Bir toplumun şiddet verileri o toplumun ruhsal sağlığının göstergesidir. Ne kadar çok şiddet o kadar hastalıklı bir toplum. Ve bir o kadar da hak ve özgürlük ihlali. Şiddet denince aklımıza genelde sadece fiziksel şiddet gelmektedir. Ancak şiddet olgusu bundan ibaret değildir, birçok farklı türü ve farklı dışavurumu vardır.

               Dünya Sağlık Örgütü’nün tanımına göre şiddet, sahip olunan gücün ve iktidarın, fiziksel ya da ruhsal bir yaralanmaya ve kayba neden olacak biçimde bir başka insana, kendine, bir gruba ya da bir topluma doğrudan ya da dolaylı yolla uygulanmasıdır.

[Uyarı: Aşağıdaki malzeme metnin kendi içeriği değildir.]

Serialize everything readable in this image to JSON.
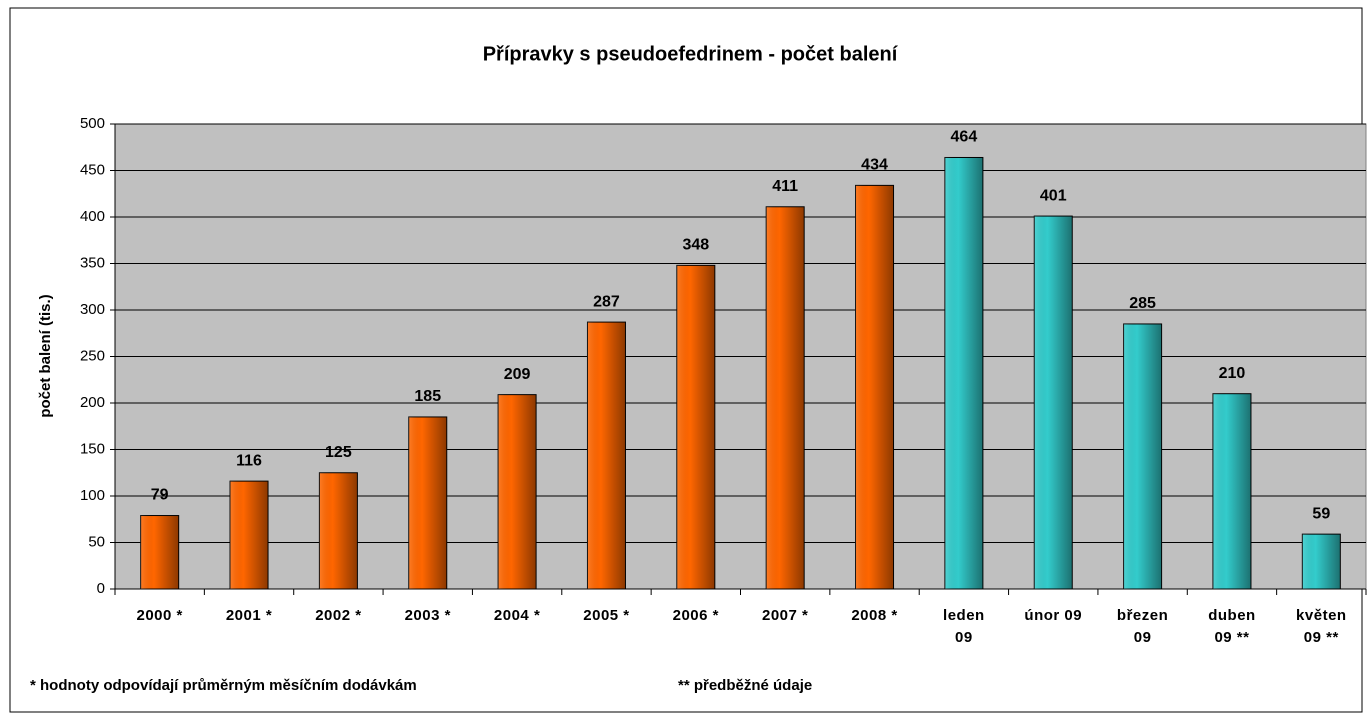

                Şiddet türleri arasında fiziksel,psikolojik, ekonomik, iş yeri şiddeti (mobbing), teknolojik şiddet (dijital şiddet), cinsel şiddet, hayvana şiddet vs. vardır. Kızgınlık, öfke ve nefret göstermek; aşağılamak ve cezalandırmak; tahakküm etmek ve kontrolde tutmak, egoyu yüceltmek, şiddetin hizmet ettiği en temel amaçlardır.

Gün yok ki haber bültenlerimizde şiddet haberi olmasın. Şiddetin dini, dili, ırkı, mezhebi yoktur. Onun adı bazen Suriye’dir, bazen Arakan, bazen Filistin’dir,bazen kadın,bazen çocuktur,bazen yaşlı,bazen Yasin Börü’dür,bazen Emani el-Rahmun,bazen Guantanamo’dur,  bazen Ebu Gureyb. Şiddetin uğradığı, yakıp kavurduğu her yere maalesef merhamet sonra uğramaktadır.

Aile de başlayan şiddet, okula, mahalleye, ülkeye sonra sınırları aşarak uluslara yayılır. Çocuklarımıza evde şiddet yerine merhameti öğretirsek,  evde başlayan merhamet okula, mahalleye topluma ve uluslararası ilişkilere yansır. Gelişmiş ülkelerde şiddeti yenmek için bağışlayıcılık, minnettarlık, şefkatli olmak gibi modüllerle eğitim verme örnekleri geliştiriliyorken biz hala çocuklara dayak atan, hakaret eden, küçük düşüren, aşağılayan öğretmen modelleriyle uğraşıyoruz.

                Dünya Sağlık örgütünün şiddet tanımında yer aldığı üzere kişi kendine de şiddet uyguluyor. İntihar teşebbüsleri bunun fiziksel şiddet boyutunu oluştururken, yaradılış gayesinden veya kendisinden uzaklaşması, kendini yalnızlaştırması, kendini değersiz görmesipsikolojik şiddet boyutunu oluşturmaktadır.

Tek salisesi dahi geri getirilemeyecek olan zaman, anneler, babalar,gençler,çocuklar hatta yaşlılar tarafından dijital ortamda heba edilmektedir.Bir anne sosyal paylaşım sitelerinde çocuk psikolojisi adına paylaşımlar yaparken, çocuğunu meşgul etmek için televizyondan kan ve cinayet sahnelerinin yer aldığı çizgi filmleri açıp onu oyalamakta hiçbir sakınca görmemektedir. Sürekli şiddet sahneleri gören birinden merhamet beklemek abesle iştigaldir. Buna en güzel örnek; ebeveynleri tarafından sürekli ısırılarak sevilen bir çocuğun bunu sevdiği arkadaşlarına uygulamasıdır. O bunu bir sevgi göstergesi olarak kodlamıştır beynine. Bu sebeple de canı acıyıp ağlayan arkadaşıyla empati kuramamaktadır.Bu örneği tüm topluma örneklediğimizde işin boyutunu daha iyi anlayabiliriz.

Fakat hayatın tüm aşamalarında olması gereken merhamet bir yerde olmamalıdır. Adaleti gerektiren yerlerde! Suçluya gösterilecek merhamet, masuma uygulanacak en büyük şiddete dönüşür. Yüce Allah Kur’an ‘ı Kerimde suçluları cezalandırırken onlara acımamamız gerektiği konusunda bizi uyarmaktadır. “Allah'a ve ahiret gününe inanıyorsanız, Allah'ın dininde (hükümlerini uygularken) onlara acıyacağınız tutması.”(24/2). Bir genci döve döve öldürenler merhamet gösterilerek iyi halden dolayı dışarı salınmamalıdır.

             Özellikle günümüzde en yaygın olan teknolojik ve psikolojik şiddete hergün maruz kalan çocuklarımızı ve gençlerimizi yoğun merhamete maruz bırakırsak, toplumu iyileştirme yolunda büyük bir adım atmış olacağız.